“These days, people download a song or two from an album. Well, Marquee Moon is not for that. Marquee Moon is the whole thing. One thing. Like Mount Everest.”
Former Television guitarist Richard Lloyd is open to embracing the legacy of his band’s seminal debut, his contribution to it and what a truly extraordinary outfit they were together.
He recounted in a 2013 documentary that DJs used to call the band The Ice Kings of Rock due to their detached onstage demeanour
“At that stage, the music was so transcendent, there was no need to move around on stage,” he said. “I used to come off stage and think ‘four human beings can’t do that’.”
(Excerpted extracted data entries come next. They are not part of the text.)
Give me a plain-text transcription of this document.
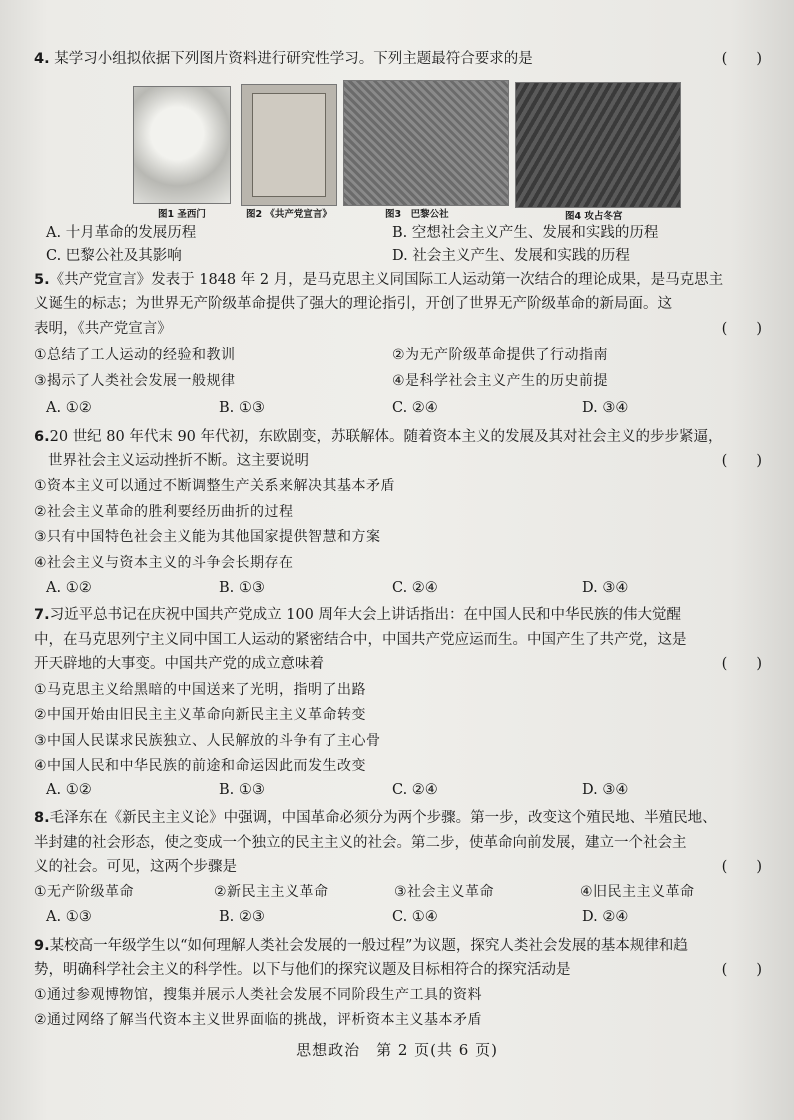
4. 某学习小组拟依据下列图片资料进行研究性学习。下列主题最符合要求的是	(　　)
图1 圣西门	图2 《共产党宣言》	图3　巴黎公社	图4 攻占冬宫
A. 十月革命的发展历程	B. 空想社会主义产生、发展和实践的历程
C. 巴黎公社及其影响	D. 社会主义产生、发展和实践的历程
5.《共产党宣言》发表于 1848 年 2 月，是马克思主义同国际工人运动第一次结合的理论成果，是马克思主
义诞生的标志；为世界无产阶级革命提供了强大的理论指引，开创了世界无产阶级革命的新局面。这
表明，《共产党宣言》	(　　)
①总结了工人运动的经验和教训	②为无产阶级革命提供了行动指南
③揭示了人类社会发展一般规律	④是科学社会主义产生的历史前提
A. ①②	B. ①③	C. ②④	D. ③④
6.20 世纪 80 年代末 90 年代初，东欧剧变，苏联解体。随着资本主义的发展及其对社会主义的步步紧逼，
世界社会主义运动挫折不断。这主要说明	(　　)
①资本主义可以通过不断调整生产关系来解决其基本矛盾
②社会主义革命的胜利要经历曲折的过程
③只有中国特色社会主义能为其他国家提供智慧和方案
④社会主义与资本主义的斗争会长期存在
A. ①②	B. ①③	C. ②④	D. ③④
7.习近平总书记在庆祝中国共产党成立 100 周年大会上讲话指出：在中国人民和中华民族的伟大觉醒
中，在马克思列宁主义同中国工人运动的紧密结合中，中国共产党应运而生。中国产生了共产党，这是
开天辟地的大事变。中国共产党的成立意味着	(　　)
①马克思主义给黑暗的中国送来了光明，指明了出路
②中国开始由旧民主主义革命向新民主主义革命转变
③中国人民谋求民族独立、人民解放的斗争有了主心骨
④中国人民和中华民族的前途和命运因此而发生改变
A. ①②	B. ①③	C. ②④	D. ③④
8.毛泽东在《新民主主义论》中强调，中国革命必须分为两个步骤。第一步，改变这个殖民地、半殖民地、
半封建的社会形态，使之变成一个独立的民主主义的社会。第二步，使革命向前发展，建立一个社会主
义的社会。可见，这两个步骤是	(　　)
①无产阶级革命	②新民主主义革命	③社会主义革命	④旧民主主义革命
A. ①③	B. ②③	C. ①④	D. ②④
9.某校高一年级学生以“如何理解人类社会发展的一般过程”为议题，探究人类社会发展的基本规律和趋
势，明确科学社会主义的科学性。以下与他们的探究议题及目标相符合的探究活动是	(　　)
①通过参观博物馆，搜集并展示人类社会发展不同阶段生产工具的资料
②通过网络了解当代资本主义世界面临的挑战，评析资本主义基本矛盾
思想政治　第 2 页(共 6 页)
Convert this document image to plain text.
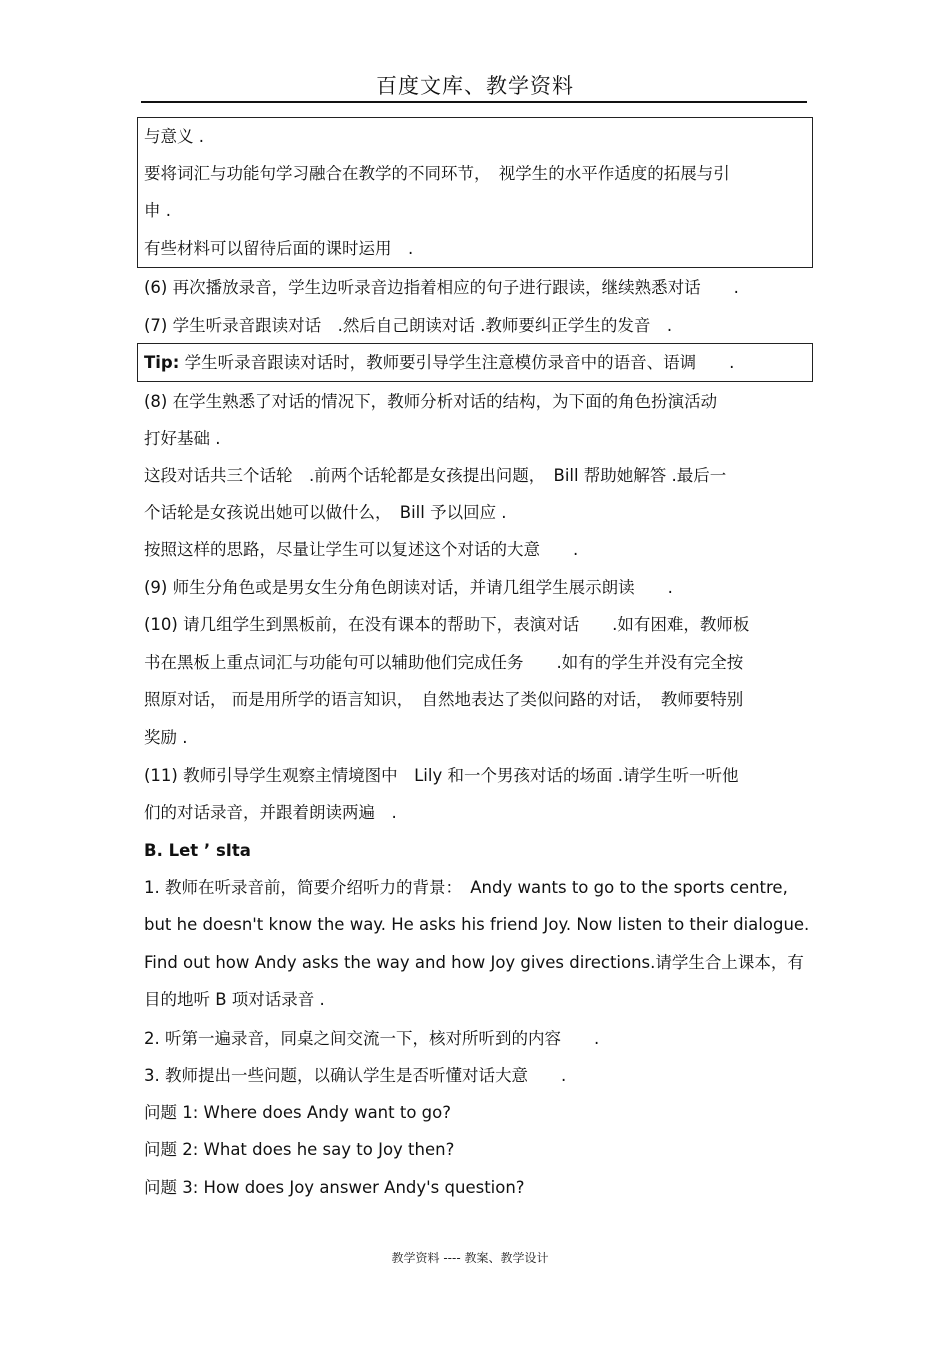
百度文库、教学资料
与意义 .
要将词汇与功能句学习融合在教学的不同环节，　视学生的水平作适度的拓展与引
申 .
有些材料可以留待后面的课时运用　.
(6) 再次播放录音，学生边听录音边指着相应的句子进行跟读，继续熟悉对话　　.
(7) 学生听录音跟读对话　.然后自己朗读对话 .教师要纠正学生的发音　.
Tip: 学生听录音跟读对话时，教师要引导学生注意模仿录音中的语音、语调　　.
(8) 在学生熟悉了对话的情况下，教师分析对话的结构，为下面的角色扮演活动
打好基础 .
这段对话共三个话轮　.前两个话轮都是女孩提出问题，　Bill 帮助她解答 .最后一
个话轮是女孩说出她可以做什么，　Bill 予以回应 .
按照这样的思路，尽量让学生可以复述这个对话的大意　　.
(9) 师生分角色或是男女生分角色朗读对话，并请几组学生展示朗读　　.
(10) 请几组学生到黑板前，在没有课本的帮助下，表演对话　　.如有困难，教师板
书在黑板上重点词汇与功能句可以辅助他们完成任务　　.如有的学生并没有完全按
照原对话， 而是用所学的语言知识，　自然地表达了类似问路的对话，　教师要特别
奖励 .
(11) 教师引导学生观察主情境图中　Lily 和一个男孩对话的场面 .请学生听一听他
们的对话录音，并跟着朗读两遍　.
B. Let ’ sIta
1. 教师在听录音前，简要介绍听力的背景：　Andy wants to go to the sports centre,
but he doesn't know the way. He asks his friend Joy. Now listen to their dialogue.
Find out how Andy asks the way and how Joy gives directions.请学生合上课本，有
目的地听 B 项对话录音 .
2. 听第一遍录音，同桌之间交流一下，核对所听到的内容　　.
3. 教师提出一些问题，以确认学生是否听懂对话大意　　.
问题 1: Where does Andy want to go?
问题 2: What does he say to Joy then?
问题 3: How does Joy answer Andy's question?
教学资料 ---- 教案、教学设计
In the mid-90s, it was a different story. Lloyd was in Australia touring as a member of Matthew Sweet’s band. Huge Marquee Moon fan Richard Kingsmill tried to approach him for an interview, only to be told that he doesn’t talk about Television.
One imagines that with such creativity in a band like Television comes a degree of volatility and friction, a matter that Lloyd offers up plenty of detail on in the Prism Archive interview.
Lifelong careers in music are the exception, rather than the rule. For some bands, there need only be one distinguished work that endures. Television’s intricate guitar skill, inventiveness and chemistry on Marquee Moon forged its own singular path and in the process shaped the trajectory of rock music.
David Bowie apparently described Television as being ‘the most original band’ he’d seen in New York after witnessing a gig at Club 82.
To a 13-year-old Kingsmill, who discovered Television via his older brother’s record collection, the band projected something irresistibly cool via Robert Mapplethorpe’s picture that graced the album’s front cover. On the inside sleeve was a simple shot of four guys standing around in the studio looking at each other, an image that was at odds to the complex sounds that came from the record, a contrast Kingsmill found extremely affecting.
“I just loved the image of those four guys just mastering their instruments so well, to come up with this music,” he said. “To me, that’s what a great band is. I just loved everything about what that band achieved on that record.”
What they’d achieved on Marquee Moon was generating something akin to a metaphysical experience.
“Everything just plays off each other,” Kingsmill says of the remarkable title track. “There’s not one extraneous note in the whole thing. Everything builds.
“Tom Verlaine was a huge jazz fan and he listened to a lot of things outside of just guitar rock. You can hear that in the way that song is constructed. It’s a journey. There’s something very poetic about it.
“And the climax in that track, I don’t wanna sound pretentious, but it sounds like a whole flock of birds just flying away. There’s this imagery that comes to mind when you listen to that piece of music. It’s got a film happening at the same time that you hear the music being played. It’s kinda rare for music to conjure such strong imagery, for me anyway.”
It wasn’t just about guitars though. The sound of Tom Verlaine’s voice was penetrating, yet full of intrigue. Lyrically his strong literary instincts came through as well as an inclination for the surreal. Cadillacs pulling out of graveyards (‘Marquee Moon’), tight toy nights (‘Venus’) and boats made of ocean (‘See No Evil’), Verlaine’s stories and observations of his surroundings must have seemed bizarre and alien, but New York City in the ‘70s was a magnet for all sorts of colourful characters and their many indulgences.
Channelling that excitement and energy, as well as his exposure to other writers was freeing.
“To me there’s something else in there, where you don’t have to be confined to the kind of rhetoric you get, at least I got, when I was growing up,” Verlaine explained in a 1992 interview with American radio DJ Frank Andrick.
“So much of everything is conditioning and so much of conditioning is language, so I supposed reading some of those poets at a certain time lit me up somehow.”
Four decades later, his band’s first musical document still fires up the imagination and inspires awe, the type reserved for those albums that deservedly sit atop the musical summit.